Loneliness depresses people. Bad relationships depress people. Spiritual emptiness depresses people. Living on fluorescent lighting, fast food, doomscrolling, and four hours of sleep depresses people.

This should not require a billion-dollar research grant to uncover.

Fixing those things, however, requires effort. Sunlight. Exercise. Better food. Honest conversations. Friendship. Maybe even church, which modern America now regards with the same suspicion earlier generations reserved for carnival barkers and used-car salesmen.

Instead, too many people receive twelve hurried minutes with an exhausted family doctor who reaches for the prescription pad the way a weary parent reaches for the television remote.

The “natural remedy” crowd fares only slightly better. Those cheerful little jars of ashwagandha and lion’s mane can hit the nervous system harder than advertised. High-potency cannabis increasingly sends vulnerable users ricocheting directly into psychiatric wards. Even excessive caffeine and nicotine pouches leave people vibrating like refrigerator compressors by suppertime.

We have become a nation of amateur chemists searching desperately for the correct combination of substances that will allow us to feel nothing uncomfortable ever again.

Then comes the larger cultural question, the one nobody discusses unless Thanksgiving has gone on too long.

A civilization obsessed with radical autonomy—transcending biology, dismantling tradition, severing itself from family, faith, and inherited obligations—has not produced especially cheerful citizens.

The data stubbornly show that marriage, children, church attendance, and stable community ties correlate rather strongly with happiness. Conservative women generally report lower rates of depression than liberal women. The old social guardrails, imperfect as they were, at least gave people a map.

Now the map has been burned, and Rite-Aid stands ready to medicate the confusion.

Dr. Josef also tiptoes into territory considered impolite in respectable company: the overlap among SSRIs, autism-spectrum diagnoses, and the explosion in transgender identification. Pregnant women taking these medications pass them directly to developing babies. Animal studies show neurological and developmental effects. Human imaging studies suggest lasting changes.

Correlation is not causation, the experts endlessly remind us, usually moments before cashing another grant check.

Still, when an entire society’s mental weather changes alongside mass pharmaceutical saturation, a reasonable person begins to wonder whether we’ve accidentally turned the country into the world’s largest uncontrolled chemistry experiment.

And Dr. Josef’s actual advice sounds almost offensively old-fashioned.

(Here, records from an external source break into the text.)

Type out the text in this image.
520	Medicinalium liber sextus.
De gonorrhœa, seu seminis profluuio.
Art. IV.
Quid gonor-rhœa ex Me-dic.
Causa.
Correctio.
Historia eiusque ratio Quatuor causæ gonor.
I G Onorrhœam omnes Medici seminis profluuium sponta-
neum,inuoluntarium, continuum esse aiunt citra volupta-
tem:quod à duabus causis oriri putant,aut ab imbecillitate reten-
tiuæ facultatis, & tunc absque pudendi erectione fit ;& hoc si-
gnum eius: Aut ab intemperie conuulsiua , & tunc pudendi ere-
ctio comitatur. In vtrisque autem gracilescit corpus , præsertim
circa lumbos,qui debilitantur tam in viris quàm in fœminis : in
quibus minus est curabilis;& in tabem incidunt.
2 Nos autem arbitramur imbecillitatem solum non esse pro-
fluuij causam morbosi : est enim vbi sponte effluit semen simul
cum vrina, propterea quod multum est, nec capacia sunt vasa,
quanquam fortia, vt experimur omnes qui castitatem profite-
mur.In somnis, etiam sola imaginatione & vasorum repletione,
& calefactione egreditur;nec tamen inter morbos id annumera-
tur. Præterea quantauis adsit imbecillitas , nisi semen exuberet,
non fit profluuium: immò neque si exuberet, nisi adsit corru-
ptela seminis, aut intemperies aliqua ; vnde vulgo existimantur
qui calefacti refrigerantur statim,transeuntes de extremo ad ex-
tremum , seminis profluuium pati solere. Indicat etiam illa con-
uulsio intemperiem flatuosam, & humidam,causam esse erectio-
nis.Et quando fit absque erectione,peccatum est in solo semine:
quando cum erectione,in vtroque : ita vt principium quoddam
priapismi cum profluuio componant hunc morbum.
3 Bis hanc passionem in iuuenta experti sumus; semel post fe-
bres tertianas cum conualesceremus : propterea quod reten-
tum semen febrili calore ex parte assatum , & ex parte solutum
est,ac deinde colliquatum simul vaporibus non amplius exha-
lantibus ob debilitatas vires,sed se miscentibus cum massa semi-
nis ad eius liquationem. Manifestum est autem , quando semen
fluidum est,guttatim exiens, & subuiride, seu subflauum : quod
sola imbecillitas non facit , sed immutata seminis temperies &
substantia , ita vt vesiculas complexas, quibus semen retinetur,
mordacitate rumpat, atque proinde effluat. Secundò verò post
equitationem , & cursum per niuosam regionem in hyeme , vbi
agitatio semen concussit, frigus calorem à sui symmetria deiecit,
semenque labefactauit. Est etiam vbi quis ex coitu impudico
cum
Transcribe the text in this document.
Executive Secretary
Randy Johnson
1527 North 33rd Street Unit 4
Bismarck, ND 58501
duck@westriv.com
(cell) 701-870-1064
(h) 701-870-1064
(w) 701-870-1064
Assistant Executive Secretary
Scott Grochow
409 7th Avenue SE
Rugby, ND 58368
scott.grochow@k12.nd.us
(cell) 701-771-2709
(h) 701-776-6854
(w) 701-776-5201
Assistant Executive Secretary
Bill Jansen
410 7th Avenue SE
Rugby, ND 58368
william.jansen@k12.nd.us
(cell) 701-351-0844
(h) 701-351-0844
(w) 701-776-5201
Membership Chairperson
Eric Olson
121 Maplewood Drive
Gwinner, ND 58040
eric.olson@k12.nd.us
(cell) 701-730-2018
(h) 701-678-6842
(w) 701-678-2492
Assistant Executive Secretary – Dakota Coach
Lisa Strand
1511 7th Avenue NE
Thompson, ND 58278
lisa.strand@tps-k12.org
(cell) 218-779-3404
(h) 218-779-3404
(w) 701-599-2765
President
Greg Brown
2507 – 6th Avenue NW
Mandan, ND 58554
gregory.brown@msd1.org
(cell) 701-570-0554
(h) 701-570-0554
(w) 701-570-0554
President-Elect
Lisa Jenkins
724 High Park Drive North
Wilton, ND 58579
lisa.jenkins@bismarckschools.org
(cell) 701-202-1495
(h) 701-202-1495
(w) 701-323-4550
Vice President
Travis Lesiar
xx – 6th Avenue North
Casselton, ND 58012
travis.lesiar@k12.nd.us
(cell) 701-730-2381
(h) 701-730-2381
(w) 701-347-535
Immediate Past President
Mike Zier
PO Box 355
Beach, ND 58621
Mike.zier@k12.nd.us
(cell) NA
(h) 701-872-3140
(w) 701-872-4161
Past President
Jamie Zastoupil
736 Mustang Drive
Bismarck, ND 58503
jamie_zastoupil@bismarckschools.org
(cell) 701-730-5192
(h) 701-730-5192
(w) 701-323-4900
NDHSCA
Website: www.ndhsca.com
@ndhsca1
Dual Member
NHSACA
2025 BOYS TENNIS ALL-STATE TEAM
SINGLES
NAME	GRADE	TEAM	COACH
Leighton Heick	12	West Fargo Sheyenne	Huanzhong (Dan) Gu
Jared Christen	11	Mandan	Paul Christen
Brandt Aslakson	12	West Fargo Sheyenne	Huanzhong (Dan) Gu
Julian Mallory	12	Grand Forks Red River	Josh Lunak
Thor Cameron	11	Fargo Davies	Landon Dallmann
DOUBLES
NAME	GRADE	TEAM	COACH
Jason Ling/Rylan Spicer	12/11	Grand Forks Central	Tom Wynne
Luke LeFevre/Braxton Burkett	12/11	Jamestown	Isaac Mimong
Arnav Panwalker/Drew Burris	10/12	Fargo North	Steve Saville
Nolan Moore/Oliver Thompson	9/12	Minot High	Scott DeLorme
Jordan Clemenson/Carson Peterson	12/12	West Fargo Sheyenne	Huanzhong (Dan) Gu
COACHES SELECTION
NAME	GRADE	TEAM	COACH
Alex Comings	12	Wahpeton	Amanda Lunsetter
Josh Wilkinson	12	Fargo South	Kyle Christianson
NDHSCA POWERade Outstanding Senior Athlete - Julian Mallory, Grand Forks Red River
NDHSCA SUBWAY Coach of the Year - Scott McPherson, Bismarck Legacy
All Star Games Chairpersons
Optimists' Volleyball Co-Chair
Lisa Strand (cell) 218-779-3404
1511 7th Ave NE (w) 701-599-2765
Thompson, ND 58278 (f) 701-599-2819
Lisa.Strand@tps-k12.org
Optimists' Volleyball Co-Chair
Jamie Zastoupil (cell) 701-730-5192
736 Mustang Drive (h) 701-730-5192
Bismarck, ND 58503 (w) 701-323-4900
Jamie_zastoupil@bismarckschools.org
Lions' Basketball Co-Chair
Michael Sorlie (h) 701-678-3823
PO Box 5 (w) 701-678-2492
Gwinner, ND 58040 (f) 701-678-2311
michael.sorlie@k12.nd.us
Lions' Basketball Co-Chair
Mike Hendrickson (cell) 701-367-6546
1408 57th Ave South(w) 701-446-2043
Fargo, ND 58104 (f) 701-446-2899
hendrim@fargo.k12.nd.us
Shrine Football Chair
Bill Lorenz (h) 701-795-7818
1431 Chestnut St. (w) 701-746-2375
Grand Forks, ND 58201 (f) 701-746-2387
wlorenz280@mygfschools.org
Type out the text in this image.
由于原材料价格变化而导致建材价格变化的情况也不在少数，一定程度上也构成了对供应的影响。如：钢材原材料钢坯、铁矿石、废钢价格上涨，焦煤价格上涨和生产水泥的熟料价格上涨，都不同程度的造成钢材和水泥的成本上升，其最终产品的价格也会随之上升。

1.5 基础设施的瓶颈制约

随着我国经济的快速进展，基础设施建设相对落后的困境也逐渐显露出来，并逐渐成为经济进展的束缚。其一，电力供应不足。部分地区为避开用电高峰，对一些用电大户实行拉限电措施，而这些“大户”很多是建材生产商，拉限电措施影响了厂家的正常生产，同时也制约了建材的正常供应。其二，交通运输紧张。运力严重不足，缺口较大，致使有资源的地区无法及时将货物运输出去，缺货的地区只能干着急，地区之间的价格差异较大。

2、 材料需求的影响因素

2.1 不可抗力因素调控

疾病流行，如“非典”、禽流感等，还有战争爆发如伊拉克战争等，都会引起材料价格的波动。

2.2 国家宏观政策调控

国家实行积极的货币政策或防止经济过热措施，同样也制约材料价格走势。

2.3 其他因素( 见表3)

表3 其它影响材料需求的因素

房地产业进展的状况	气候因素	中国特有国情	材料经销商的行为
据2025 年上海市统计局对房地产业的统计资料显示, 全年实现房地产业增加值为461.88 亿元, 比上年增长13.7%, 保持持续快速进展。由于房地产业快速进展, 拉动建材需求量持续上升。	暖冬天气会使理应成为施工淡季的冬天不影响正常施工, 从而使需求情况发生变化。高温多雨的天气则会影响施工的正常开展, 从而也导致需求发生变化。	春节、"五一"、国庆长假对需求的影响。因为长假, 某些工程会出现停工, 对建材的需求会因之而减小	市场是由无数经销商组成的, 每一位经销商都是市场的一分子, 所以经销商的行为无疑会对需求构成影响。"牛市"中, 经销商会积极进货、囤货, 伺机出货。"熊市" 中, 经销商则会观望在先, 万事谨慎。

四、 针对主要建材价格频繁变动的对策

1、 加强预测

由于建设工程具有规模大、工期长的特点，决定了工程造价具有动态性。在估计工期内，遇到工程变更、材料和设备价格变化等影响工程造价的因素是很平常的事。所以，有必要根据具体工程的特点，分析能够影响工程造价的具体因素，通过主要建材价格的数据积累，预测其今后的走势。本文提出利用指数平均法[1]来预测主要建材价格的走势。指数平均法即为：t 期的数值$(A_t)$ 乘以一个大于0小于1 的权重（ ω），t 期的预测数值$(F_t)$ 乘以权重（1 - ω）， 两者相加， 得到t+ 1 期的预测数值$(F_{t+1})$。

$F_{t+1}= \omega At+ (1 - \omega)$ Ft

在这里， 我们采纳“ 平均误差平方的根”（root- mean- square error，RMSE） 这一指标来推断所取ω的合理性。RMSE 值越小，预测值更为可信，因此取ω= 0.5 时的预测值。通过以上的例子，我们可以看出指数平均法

Exhaust sunlight, movement, nutrition, relationships, purpose, and faith before turning to medication. Use drugs sparingly, cautiously, and briefly if possible. Taper slowly if already dependent. Build community. Talk honestly. Join groups that demand accountability and humility.

He even speaks warmly of Alcoholics Anonymous, where people still commit the unfashionable act of admitting fault and surrendering to something larger than themselves.

Sometimes the supposedly backward rubes stumble closer to wisdom than the credentialed experts with laminated conference badges.

America’s body politic lies stretched on the couch these days, staring at the ceiling and waiting for another refill.

But perhaps the diagnosis was never low serotonin.

Perhaps it was loneliness. Meaninglessness. Isolation. A civilization that traded front porches, church pews, bowling leagues, backyard horseshoes, and the Lions Club for chemical upholstery and therapeutic jargon.

The rug, in any event, is getting awfully lumpy.

Sooner or later we may have to stand up, shake off the haze, and face our troubles the old-fashioned way: awake.